Crisi ambientale nell’industria dello svapo nel Regno Unito: una bomba a orologeria

Crisi ambientale nell’industria dello svapo nel Regno Unito: una bomba a orologeria

Nel Regno Unito, una situazione allarmante riguardante il riciclo dei prodotti da svapo è evidenziata da Material Focus, organizzazione no-profit, rivelando la mancanza di iniziativa da parte di produttori e rivenditori nella gestione dei rifiuti elettronici di questi prodotti. Secondo questo studio, la stragrande maggioranza, ovvero il 90% degli operatori del settore, non adempie ai propri obblighi di riciclaggio, in particolare per le sigarette elettroniche monouso, con un notevole rischio ambientale.

La legislazione britannica in vigore dal 2021 impone alle aziende produttrici di apparecchiature elettriche ed elettroniche di registrarsi presso le autorità competenti, dichiarare le proprie vendite e contribuire finanziariamente al riciclo dei propri prodotti. Tuttavia, Material Focus evidenzia una scarsa applicazione di queste normative, con solo l’11% dei negozi visitati che offrono soluzioni di riciclaggio adeguate ai propri clienti.

L’impatto ambientale di questa negligenza è significativo, dato che il Regno Unito è un mercato significativo per i vaporizzatori monouso, con una vendita annua di 360 milioni di unità.
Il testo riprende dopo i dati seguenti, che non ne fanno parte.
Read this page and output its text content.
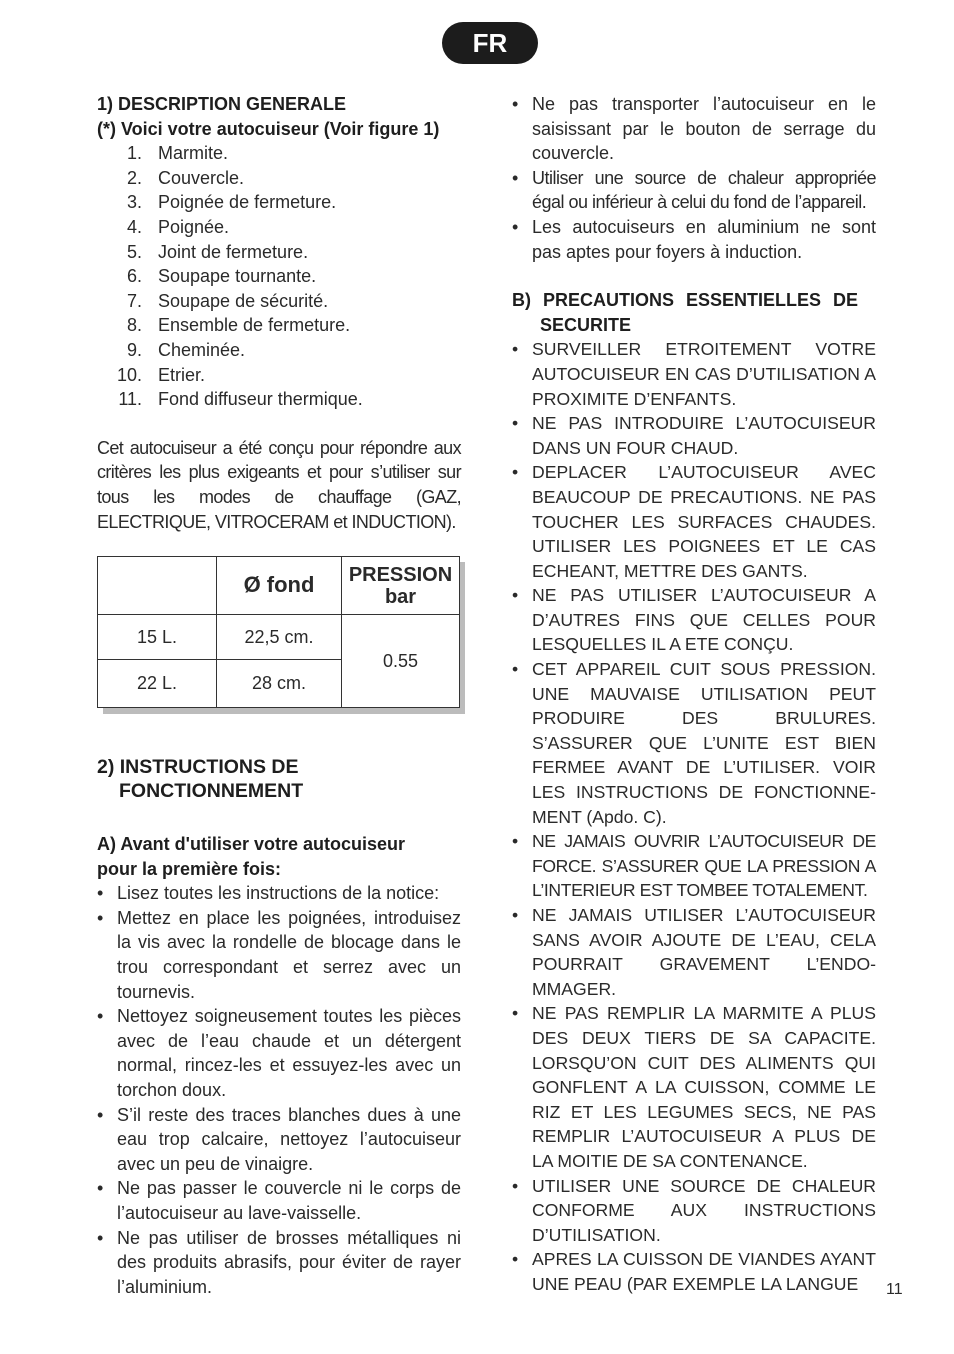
FR
1) DESCRIPTION GENERALE
(*) Voici votre autocuiseur (Voir figure 1)
1. Marmite.
2. Couvercle.
3. Poignée de fermeture.
4. Poignée.
5. Joint de fermeture.
6. Soupape tournante.
7. Soupape de sécurité.
8. Ensemble de fermeture.
9. Cheminée.
10. Etrier.
11. Fond diffuseur thermique.
Cet autocuiseur a été conçu pour répondre aux critères les plus exigeants et pour s’utiliser sur tous les modes de chauffage (GAZ, ELECTRIQUE, VITROCERAM et INDUCTION).
	Ø fond	PRESSION
bar

15 L.	22,5 cm.	0.55
22 L.	28 cm.	
2) INSTRUCTIONS DE
FONCTIONNEMENT
A) Avant d'utiliser votre autocuiseur
pour la première fois:
• Lisez toutes les instructions de la notice:
• Mettez en place les poignées, introduisez la vis avec la rondelle de blocage dans le trou correspondant et serrez avec un tournevis.
• Nettoyez soigneusement toutes les pièces avec de l’eau chaude et un détergent normal, rincez-les et essuyez-les avec un torchon doux.
• S’il reste des traces blanches dues à une eau trop calcaire, nettoyez l’autocuiseur avec un peu de vinaigre.
• Ne pas passer le couvercle ni le corps de l’autocuiseur au lave-vaisselle.
• Ne pas utiliser de brosses métalliques ni des produits abrasifs, pour éviter de rayer l’aluminium.
• Ne pas transporter l’autocuiseur en le saisissant par le bouton de serrage du couvercle.
• Utiliser une source de chaleur appropriée égal ou inférieur à celui du fond de l’appareil.
• Les autocuiseurs en aluminium ne sont pas aptes pour foyers à induction.
B) PRECAUTIONS ESSENTIELLES DE
SECURITE
• SURVEILLER ETROITEMENT VOTRE AUTOCUISEUR EN CAS D’UTILISATION A PROXIMITE D’ENFANTS.
• NE PAS INTRODUIRE L’AUTOCUISEUR DANS UN FOUR CHAUD.
• DEPLACER L’AUTOCUISEUR AVEC BEAUCOUP DE PRECAUTIONS. NE PAS TOUCHER LES SURFACES CHAUDES. UTILISER LES POIGNEES ET LE CAS ECHEANT, METTRE DES GANTS.
• NE PAS UTILISER L’AUTOCUISEUR A D’AUTRES FINS QUE CELLES POUR LESQUELLES IL A ETE CONÇU.
• CET APPAREIL CUIT SOUS PRESSION. UNE MAUVAISE UTILISATION PEUT PRODUIRE DES BRULURES. S’ASSURER QUE L’UNITE EST BIEN FERMEE AVANT DE L’UTILISER. VOIR LES INSTRUCTIONS DE FONCTIONNE-MENT (Apdo. C).
• NE JAMAIS OUVRIR L’AUTOCUISEUR DE FORCE. S’ASSURER QUE LA PRESSION A L’INTERIEUR EST TOMBEE TOTALEMENT.
• NE JAMAIS UTILISER L’AUTOCUISEUR SANS AVOIR AJOUTE DE L’EAU, CELA POURRAIT GRAVEMENT L’ENDO-MMAGER.
• NE PAS REMPLIR LA MARMITE A PLUS DES DEUX TIERS DE SA CAPACITE. LORSQU’ON CUIT DES ALIMENTS QUI GONFLENT A LA CUISSON, COMME LE RIZ ET LES LEGUMES SECS, NE PAS REMPLIR L’AUTOCUISEUR A PLUS DE LA MOITIE DE SA CONTENANCE.
• UTILISER UNE SOURCE DE CHALEUR CONFORME AUX INSTRUCTIONS D’UTILISATION.
• APRES LA CUISSON DE VIANDES AYANT UNE PEAU (PAR EXEMPLE LA LANGUE	11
Questa quantità rappresenta un consumo significativo di litio, necessario per la fabbricazione delle batterie di questi dispositivi, equivalente a quello di oltre 6 veicoli elettrici. Il costo associato al riciclaggio di questi prodotti è stimato a 700 milioni di sterline all’anno.

Scott Butler, direttore esecutivo di Material Focus, esprime l'urgenza di istituire un sistema di riciclaggio efficiente e accessibile per questi dispositivi, in previsione dell'imminente divieto dei vaporizzatori nel 2025. Sottolinea le particolari sfide associate al riciclaggio delle sigarette elettroniche, come il riciclaggio manuale è necessario lo smontaggio a causa dei rischi derivanti dalle batterie infiammabili e dal liquido alla nicotina.

Questa rivelazione arriva nonostante il fatto che le aziende coinvolte siano generalmente membri di associazioni professionali riconosciute e che dichiarino i loro prodotti all'Agenzia di regolamentazione dei medicinali e dei prodotti sanitari (MHRA). Apparentemente la pubblicazione da parte di Material Focus di un documento informativo sulle responsabilità ambientali nel settore del vaping non è stata sufficiente a catalizzare il cambiamento atteso, nonostante un aumento significativo delle vendite e dei profitti del settore.

Com Inside Bottom
Com Inside Bottom
Com Inside Bottom
Com Inside Bottom

Circa l'autore

CEO di Vapelier OLF ma anche editore di Vapoteurs.net, è con piacere che lascio la mia penna per condividere con voi le notizie dello svapo.